SIMON BROWN: Yeah, it hasn’t been a huge performer in recent times. It’s one of my two preferred exchange-traded funds in the general equity space. What they do is they take the 100 largest shares on the JSE, rank them by future and historic dividend yield, and by the top 30 and the dividend yield. One initially thought that was going to give you a great dividend payout. It doesn’t. It gives about a 2% or so dividend yield. What it does mean is that you are almost doing contrarian – so you are buying stocks that have fallen, in a sense. Telkom was in there for awhile. It isn’t any more. African Bank unfortunately is probably in there. But you are almost getting contrarian in a sense where the other indices are all broadly the same with their market cap weighted. So you are really getting the sort of momentum trading rather than the contrarian. It’s one of my two preferred.
My other preferred is the Nedbank BettaBeta, which is an equal weighted. It takes the Top 40, and divides each stock equally among them.

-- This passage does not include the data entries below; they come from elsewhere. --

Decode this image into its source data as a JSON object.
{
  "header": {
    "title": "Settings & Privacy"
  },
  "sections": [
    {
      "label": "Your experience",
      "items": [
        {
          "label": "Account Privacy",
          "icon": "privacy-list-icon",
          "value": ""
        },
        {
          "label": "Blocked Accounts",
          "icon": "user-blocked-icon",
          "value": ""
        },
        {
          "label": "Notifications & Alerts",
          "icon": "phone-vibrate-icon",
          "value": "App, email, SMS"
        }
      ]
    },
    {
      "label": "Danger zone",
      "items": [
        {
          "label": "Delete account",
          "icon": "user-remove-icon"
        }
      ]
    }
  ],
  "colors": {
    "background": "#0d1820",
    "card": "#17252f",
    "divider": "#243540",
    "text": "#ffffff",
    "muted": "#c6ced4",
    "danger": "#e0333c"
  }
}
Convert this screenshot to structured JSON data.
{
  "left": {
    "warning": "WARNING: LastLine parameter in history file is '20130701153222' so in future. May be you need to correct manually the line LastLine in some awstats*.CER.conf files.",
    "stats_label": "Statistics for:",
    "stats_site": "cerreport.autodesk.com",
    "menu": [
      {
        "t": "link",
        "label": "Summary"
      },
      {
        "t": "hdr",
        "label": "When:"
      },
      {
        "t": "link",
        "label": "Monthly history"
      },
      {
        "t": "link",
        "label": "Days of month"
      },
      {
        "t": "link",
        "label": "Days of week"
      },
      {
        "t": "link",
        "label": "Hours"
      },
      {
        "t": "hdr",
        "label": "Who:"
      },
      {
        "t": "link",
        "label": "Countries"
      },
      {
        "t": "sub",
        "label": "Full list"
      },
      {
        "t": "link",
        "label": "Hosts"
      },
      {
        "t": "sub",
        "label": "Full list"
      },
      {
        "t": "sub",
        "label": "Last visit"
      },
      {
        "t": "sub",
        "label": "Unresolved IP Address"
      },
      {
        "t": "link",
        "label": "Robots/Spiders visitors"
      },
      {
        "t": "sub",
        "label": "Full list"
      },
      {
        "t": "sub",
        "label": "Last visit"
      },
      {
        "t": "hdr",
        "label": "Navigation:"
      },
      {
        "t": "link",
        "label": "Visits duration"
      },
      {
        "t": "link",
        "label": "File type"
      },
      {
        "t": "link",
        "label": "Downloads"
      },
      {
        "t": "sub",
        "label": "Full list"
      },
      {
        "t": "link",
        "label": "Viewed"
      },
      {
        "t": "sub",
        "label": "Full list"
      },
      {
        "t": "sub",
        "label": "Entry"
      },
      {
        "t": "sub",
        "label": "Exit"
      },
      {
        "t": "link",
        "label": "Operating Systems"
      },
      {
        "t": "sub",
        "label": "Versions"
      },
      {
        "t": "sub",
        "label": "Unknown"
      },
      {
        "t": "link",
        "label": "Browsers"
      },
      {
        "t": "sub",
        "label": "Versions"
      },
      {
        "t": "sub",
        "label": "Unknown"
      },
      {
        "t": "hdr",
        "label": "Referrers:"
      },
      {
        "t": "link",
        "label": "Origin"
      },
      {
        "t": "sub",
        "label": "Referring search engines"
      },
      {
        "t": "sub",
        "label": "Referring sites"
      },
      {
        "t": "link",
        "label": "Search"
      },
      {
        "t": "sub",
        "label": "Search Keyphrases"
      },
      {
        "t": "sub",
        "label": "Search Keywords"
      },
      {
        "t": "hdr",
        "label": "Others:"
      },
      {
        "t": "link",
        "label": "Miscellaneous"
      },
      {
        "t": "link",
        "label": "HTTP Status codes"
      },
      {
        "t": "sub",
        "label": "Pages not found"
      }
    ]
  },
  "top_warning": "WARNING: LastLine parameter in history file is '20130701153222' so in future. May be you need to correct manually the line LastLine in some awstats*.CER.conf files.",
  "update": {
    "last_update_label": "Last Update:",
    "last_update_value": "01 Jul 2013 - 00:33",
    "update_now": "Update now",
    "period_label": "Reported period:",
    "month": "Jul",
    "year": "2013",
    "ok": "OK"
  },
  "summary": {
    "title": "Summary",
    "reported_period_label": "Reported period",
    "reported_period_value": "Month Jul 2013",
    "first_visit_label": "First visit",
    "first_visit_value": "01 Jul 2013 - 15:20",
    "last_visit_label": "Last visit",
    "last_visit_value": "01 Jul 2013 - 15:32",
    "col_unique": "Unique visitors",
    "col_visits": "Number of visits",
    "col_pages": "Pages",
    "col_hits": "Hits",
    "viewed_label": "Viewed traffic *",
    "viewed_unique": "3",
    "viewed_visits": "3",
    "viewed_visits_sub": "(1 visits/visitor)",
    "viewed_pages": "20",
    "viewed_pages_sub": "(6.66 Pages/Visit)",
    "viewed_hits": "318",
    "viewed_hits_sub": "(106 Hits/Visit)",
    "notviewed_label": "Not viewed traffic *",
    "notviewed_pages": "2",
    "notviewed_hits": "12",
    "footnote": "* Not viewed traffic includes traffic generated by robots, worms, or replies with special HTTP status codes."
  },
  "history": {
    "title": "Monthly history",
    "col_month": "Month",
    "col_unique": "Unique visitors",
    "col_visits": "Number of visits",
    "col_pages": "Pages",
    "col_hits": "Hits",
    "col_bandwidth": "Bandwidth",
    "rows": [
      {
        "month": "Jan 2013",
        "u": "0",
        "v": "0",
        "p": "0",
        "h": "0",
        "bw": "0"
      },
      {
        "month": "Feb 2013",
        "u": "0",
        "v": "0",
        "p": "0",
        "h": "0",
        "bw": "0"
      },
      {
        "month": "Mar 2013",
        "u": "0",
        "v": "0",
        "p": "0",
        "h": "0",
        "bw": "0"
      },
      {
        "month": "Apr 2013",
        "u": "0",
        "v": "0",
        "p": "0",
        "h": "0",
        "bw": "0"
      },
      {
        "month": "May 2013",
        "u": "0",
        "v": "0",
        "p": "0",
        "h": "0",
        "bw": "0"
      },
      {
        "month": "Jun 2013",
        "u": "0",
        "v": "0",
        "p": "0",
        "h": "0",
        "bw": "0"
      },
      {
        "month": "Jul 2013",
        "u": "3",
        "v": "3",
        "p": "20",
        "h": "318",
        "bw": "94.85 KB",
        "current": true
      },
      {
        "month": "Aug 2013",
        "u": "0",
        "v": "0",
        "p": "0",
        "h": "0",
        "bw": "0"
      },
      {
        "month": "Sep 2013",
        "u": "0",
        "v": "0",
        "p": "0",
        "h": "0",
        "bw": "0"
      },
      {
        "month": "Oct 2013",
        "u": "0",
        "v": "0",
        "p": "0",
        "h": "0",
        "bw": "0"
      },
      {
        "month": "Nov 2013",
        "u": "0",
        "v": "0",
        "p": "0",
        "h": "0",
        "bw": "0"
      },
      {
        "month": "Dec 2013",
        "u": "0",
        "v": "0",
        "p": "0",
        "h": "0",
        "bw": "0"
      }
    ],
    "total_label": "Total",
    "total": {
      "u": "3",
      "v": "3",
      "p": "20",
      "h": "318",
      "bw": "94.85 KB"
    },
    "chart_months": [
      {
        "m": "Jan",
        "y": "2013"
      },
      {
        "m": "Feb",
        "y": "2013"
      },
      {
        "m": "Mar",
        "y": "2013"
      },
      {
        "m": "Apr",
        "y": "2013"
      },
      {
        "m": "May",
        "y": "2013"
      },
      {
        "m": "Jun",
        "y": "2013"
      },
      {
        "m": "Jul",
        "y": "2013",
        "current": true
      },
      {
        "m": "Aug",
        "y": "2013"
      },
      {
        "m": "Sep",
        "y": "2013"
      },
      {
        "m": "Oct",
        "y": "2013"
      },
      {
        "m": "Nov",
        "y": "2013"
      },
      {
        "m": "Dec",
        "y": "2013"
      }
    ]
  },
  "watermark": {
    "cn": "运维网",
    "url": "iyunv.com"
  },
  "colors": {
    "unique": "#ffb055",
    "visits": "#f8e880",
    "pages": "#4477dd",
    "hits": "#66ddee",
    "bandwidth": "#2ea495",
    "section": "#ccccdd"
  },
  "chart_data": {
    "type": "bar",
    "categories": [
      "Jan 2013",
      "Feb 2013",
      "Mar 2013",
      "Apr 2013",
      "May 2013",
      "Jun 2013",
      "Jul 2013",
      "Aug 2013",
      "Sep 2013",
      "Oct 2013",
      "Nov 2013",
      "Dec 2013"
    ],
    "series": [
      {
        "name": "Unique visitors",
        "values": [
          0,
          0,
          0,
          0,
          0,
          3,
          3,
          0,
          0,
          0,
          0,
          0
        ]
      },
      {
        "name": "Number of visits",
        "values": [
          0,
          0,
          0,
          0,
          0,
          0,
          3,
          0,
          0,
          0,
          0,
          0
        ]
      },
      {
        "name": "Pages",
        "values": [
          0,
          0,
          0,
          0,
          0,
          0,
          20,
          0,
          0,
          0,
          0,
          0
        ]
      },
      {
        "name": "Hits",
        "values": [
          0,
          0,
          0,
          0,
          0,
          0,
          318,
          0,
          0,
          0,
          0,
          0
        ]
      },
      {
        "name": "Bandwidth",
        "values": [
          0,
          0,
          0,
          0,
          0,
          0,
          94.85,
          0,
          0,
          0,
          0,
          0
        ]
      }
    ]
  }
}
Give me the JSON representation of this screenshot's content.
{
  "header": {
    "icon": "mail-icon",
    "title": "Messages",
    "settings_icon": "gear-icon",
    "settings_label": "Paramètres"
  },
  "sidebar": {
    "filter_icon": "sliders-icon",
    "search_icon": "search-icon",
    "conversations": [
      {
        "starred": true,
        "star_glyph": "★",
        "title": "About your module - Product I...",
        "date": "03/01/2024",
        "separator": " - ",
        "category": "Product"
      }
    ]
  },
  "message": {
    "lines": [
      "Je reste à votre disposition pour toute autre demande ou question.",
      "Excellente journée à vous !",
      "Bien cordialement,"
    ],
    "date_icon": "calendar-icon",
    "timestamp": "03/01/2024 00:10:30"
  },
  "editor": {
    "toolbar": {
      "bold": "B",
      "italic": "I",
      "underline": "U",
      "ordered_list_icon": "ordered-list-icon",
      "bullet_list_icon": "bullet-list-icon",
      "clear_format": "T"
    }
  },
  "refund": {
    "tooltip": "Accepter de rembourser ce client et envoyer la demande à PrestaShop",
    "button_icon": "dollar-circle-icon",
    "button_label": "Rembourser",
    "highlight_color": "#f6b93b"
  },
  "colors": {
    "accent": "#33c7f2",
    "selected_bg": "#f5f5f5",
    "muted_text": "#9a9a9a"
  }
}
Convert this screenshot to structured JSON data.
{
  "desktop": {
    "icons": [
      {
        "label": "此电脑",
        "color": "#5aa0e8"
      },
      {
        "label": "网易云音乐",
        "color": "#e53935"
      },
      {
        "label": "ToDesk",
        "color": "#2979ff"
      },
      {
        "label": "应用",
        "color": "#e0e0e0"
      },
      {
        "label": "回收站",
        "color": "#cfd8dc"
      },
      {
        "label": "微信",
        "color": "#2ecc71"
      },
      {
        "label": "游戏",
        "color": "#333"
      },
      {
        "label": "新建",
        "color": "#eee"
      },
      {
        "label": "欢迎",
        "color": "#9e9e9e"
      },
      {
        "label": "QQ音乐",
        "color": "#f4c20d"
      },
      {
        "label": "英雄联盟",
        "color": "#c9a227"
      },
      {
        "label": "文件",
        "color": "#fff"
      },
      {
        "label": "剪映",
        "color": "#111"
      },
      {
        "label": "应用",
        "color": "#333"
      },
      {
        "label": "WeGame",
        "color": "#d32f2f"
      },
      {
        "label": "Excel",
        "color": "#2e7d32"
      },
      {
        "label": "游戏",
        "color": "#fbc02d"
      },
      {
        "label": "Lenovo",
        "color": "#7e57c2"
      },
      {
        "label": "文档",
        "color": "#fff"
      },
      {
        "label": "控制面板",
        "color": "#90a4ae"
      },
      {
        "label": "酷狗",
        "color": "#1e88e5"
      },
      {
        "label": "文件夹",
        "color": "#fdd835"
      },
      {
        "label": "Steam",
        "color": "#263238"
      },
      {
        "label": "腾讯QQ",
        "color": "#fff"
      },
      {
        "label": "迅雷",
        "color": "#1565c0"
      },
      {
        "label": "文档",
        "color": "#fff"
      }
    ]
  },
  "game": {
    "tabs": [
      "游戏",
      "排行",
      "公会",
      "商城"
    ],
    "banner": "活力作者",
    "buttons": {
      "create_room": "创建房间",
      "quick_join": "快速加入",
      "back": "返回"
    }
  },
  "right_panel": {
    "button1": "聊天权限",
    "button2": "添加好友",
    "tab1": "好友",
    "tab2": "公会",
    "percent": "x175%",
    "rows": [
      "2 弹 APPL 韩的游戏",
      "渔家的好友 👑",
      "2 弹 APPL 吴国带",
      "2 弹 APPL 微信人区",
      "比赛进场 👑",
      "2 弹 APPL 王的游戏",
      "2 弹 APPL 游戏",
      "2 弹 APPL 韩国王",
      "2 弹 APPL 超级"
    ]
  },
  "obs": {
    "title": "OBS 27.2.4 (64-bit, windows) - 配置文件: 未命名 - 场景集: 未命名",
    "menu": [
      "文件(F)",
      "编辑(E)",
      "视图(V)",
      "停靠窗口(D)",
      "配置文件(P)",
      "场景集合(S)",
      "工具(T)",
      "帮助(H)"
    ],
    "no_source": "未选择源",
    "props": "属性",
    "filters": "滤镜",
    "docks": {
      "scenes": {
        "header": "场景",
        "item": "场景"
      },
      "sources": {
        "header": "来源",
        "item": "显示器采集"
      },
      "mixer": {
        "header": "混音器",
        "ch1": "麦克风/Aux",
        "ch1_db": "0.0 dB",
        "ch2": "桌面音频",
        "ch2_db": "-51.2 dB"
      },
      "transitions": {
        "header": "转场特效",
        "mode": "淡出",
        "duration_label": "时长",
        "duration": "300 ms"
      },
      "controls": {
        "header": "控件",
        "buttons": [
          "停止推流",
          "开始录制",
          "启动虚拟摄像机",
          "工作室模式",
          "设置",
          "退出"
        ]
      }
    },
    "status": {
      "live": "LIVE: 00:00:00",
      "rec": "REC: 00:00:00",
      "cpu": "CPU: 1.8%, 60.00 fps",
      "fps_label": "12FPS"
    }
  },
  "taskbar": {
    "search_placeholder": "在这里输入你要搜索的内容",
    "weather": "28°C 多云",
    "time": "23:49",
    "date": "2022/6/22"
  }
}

HILTON TARRANT: Andre asks about OneLogix. Your views long term?
SIMON BROWN: I like the business intuitively. It’s in logistics. They’ve got some good operations. They are basically moving cars around and large trucks, if you go and see those vehicles in the road with six or eight cars stacked on the back. That’s what they are doing. They are also taking it into Africa. They are clever with how they offset the petrol price. They just pass it straight on to the end user. They’ve got PostNet, PostNet being a bit of a disappointment, which has surprised. But their core business, which is the moving of vehicles, is a great business. Of course we need vehicle sales to be doing something to really make a significant difference there. They are moving into more logistics, bulk tanker liquid and the like. I think it’s a good little business.